The sun is beating relentlessly on the south-facing glass, the indoor temperature is climbing and you pull the curtains shut. "Problem solved", you think. Unfortunately, physics disagrees.

A curtain doesn't stop heat - it traps it. To understand why, we need to talk about the miniature greenhouse effect that happens in every large glazing during summer.

1. The Glass as a Heat Trap (Greenhouse Effect)

The sun emits mostly visible radiation (short wavelength). This passes through glass almost freely. Once it hits floors, furniture and walls, it "warms" them and they re-emit infrared radiation (long wavelength). But infrared can't pass back through the glass. It stays trapped inside.

Solar radiation passes through glass and gets trapped inside as infrared

🚗 Think of a Parked Car

You leave your car in the sun for 30 minutes and return to a "sauna" at 60+ °C. Exactly the same mechanism. Home windows work just like car windows, turning the room into a thermal collector. Every square metre of glass receives up to 800 W of solar energy in a Greek summer - like having a full-sized electric fan heater running inside your living room.

2. Why an Interior Curtain Doesn't Solve the Problem

Heat buildup between curtain and glass: trapped air reaches 45°C

The curtain closes after the entry point: the sun has already entered the room. Visible radiation hits the fabric, heats it, and the warmth radiates both into the room and back towards the glass.

🌡️ The Heat Trap

Between curtain and glass a stagnant air layer forms - like a miniature oven. Air there can reach 45 °C, warming the entire surrounding wall. A white, reflective curtain helps somewhat (reflects ~60% of visible) but doesn't solve the root problem: the energy is already inside the building. Metallic internal blinds (venetian type) fare slightly better because they reflect more light back towards the glass, but still fall dramatically short of external shading.

3. The Real Solution: External Shading

The golden rule: stop the sun before it touches the glass. Anything external - roller shutter, external louvre, awning or brise-soleil - blocks up to 80-90% of solar energy.

External shading comparison: roller shutter, louvres, awning, brise-soleil

🏠 External Aluminium Roller Shutter

The classic Greek solution! With the shutter closed, the sun hits the aluminium, which radiates heat outward. Very little energy reaches indoors - indoor temperature drops by up to 8-10 °C compared to bare glass.

🌿 Brise-Soleil / Pergola

Fixed or adjustable "fins" that block the high summer sun but allow the low winter sun (free heating!) to enter. Ideal for south-facing homes with modern architecture. The tilt angle is calculated based on latitude so the low winter sun (close to the horizon) enters freely.

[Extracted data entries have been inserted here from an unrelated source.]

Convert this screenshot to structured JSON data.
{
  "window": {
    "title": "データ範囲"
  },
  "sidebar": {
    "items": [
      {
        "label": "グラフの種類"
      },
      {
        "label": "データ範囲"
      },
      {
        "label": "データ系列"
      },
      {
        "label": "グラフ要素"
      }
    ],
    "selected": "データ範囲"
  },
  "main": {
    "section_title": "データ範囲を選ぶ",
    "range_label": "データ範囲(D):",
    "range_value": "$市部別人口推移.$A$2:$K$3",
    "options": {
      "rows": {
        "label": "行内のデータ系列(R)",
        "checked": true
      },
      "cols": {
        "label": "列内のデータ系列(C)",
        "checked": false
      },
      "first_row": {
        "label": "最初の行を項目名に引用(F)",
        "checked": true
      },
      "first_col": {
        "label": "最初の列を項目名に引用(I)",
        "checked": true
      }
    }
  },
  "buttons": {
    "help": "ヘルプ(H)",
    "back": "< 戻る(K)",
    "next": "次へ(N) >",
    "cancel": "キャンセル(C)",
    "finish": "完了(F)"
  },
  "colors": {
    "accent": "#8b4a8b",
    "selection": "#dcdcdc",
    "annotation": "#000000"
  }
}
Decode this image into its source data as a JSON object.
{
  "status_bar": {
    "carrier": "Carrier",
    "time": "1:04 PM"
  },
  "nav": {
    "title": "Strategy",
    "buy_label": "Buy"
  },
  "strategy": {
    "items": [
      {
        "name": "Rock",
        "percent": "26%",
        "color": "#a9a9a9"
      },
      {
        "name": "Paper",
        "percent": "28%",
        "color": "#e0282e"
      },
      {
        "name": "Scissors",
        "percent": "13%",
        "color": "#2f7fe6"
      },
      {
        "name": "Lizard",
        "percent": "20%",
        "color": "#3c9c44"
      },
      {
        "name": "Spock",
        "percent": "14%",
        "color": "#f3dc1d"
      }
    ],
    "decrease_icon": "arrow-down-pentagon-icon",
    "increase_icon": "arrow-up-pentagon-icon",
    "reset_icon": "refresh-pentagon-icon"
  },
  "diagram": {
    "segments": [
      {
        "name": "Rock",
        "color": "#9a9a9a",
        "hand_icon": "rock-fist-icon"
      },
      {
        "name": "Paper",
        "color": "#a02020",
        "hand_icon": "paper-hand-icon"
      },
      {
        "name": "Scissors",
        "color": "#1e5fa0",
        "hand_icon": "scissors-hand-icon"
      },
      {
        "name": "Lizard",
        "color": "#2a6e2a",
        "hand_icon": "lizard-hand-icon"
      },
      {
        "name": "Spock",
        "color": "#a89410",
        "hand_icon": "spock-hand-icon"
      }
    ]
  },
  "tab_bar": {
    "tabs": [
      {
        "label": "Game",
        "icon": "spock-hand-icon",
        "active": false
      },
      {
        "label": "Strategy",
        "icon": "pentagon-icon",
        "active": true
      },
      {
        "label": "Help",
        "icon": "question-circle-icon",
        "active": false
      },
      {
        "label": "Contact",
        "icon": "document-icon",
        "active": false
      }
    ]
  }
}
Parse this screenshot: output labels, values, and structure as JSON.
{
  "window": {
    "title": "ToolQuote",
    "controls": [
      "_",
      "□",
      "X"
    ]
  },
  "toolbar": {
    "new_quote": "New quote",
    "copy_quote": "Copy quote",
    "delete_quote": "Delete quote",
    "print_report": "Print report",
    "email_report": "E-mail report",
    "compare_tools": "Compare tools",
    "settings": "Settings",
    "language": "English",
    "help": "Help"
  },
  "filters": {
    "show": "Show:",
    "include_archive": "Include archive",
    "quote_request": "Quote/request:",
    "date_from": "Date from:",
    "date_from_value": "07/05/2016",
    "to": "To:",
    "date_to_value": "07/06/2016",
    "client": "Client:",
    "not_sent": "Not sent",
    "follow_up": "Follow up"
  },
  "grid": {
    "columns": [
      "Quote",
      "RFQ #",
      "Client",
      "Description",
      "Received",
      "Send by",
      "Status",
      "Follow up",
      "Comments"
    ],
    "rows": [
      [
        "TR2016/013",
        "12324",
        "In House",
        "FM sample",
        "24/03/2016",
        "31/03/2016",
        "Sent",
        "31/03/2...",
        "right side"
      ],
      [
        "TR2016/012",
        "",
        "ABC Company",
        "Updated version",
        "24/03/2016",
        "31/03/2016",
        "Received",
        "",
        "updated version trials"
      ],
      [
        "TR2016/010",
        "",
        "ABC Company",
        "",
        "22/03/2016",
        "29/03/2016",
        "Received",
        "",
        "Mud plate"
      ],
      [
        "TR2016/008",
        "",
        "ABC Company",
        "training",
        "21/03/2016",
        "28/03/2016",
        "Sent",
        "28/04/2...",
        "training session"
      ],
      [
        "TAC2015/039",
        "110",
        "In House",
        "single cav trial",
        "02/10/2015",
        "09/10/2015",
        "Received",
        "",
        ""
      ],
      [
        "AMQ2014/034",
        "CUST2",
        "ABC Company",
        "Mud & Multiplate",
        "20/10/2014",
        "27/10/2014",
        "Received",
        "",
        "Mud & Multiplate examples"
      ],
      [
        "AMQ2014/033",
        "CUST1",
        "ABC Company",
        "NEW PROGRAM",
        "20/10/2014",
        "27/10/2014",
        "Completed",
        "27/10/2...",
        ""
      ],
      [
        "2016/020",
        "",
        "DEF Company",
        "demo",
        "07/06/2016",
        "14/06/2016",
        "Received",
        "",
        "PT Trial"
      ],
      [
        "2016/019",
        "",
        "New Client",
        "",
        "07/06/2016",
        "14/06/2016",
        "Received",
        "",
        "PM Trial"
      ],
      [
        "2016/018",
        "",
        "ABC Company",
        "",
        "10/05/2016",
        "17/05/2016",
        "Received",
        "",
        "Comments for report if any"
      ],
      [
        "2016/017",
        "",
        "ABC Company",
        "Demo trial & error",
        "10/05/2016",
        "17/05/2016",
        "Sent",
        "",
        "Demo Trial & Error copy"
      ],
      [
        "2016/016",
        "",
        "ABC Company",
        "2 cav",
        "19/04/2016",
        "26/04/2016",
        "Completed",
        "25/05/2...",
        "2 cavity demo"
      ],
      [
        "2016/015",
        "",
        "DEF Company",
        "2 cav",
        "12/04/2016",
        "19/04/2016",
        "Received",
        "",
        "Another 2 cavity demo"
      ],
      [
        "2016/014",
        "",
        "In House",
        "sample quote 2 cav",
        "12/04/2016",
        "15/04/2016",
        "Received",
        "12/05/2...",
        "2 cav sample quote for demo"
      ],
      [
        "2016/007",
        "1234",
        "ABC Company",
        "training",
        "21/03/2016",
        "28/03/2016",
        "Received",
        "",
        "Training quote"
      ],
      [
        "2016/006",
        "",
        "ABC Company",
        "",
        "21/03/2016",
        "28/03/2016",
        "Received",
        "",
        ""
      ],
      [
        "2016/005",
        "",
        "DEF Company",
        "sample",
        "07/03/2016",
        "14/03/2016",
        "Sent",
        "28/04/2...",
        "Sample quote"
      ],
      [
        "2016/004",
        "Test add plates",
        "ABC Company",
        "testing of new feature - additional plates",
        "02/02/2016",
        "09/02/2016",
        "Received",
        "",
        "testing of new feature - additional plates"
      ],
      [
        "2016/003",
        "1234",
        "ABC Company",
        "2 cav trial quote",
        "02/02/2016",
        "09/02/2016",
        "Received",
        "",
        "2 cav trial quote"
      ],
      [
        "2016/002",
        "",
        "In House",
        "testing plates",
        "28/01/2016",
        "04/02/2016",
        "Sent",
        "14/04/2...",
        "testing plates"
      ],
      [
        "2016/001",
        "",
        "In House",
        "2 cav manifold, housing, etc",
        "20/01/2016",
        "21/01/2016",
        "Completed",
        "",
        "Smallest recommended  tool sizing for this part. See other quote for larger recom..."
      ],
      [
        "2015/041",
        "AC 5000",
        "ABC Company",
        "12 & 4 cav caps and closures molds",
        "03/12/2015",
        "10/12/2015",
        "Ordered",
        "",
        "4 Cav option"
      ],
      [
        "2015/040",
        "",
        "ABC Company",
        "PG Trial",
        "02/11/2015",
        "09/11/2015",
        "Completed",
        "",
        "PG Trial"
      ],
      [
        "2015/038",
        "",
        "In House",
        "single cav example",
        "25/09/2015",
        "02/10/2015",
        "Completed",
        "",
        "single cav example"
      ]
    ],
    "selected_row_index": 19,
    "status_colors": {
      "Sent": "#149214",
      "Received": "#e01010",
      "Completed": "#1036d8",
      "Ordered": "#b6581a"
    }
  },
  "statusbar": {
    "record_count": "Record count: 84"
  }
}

4. What You Gain in Numbers

According to EuroWindoor studies, a home with external shading uses 40-60% less cooling in summer. That translates to hundreds of euros saved on electricity per year, while simultaneously improving the building's energy rating.

Temperature graph: without shade 35°C vs with external shade 27°C

🏷️ gtot: The Number That Matters

Each glazing unit is characterised by its Total Solar Heat Gain Coefficient gtot:

  • Bare glass (no shade): g ≈ 0.55 → 55% of energy enters
  • Interior curtain: gtot ≈ 0.35 (only -20 points)
  • External roller shutter closed: gtot ≈ 0.06 (-49 points!)

The difference is dramatic. External shading tackles heat 6 times more effectively than a curtain.

5. Summary

☀️ Shade from the Outside

A curtain is "sunscreen applied after a burn". The sun must be stopped before it touches the glass. Roller shutters, external louvres or fixed brise-soleil reduce solar gains by up to 90%. If you're planning new windows, include shading in the same package - thermal comfort starts on the outside.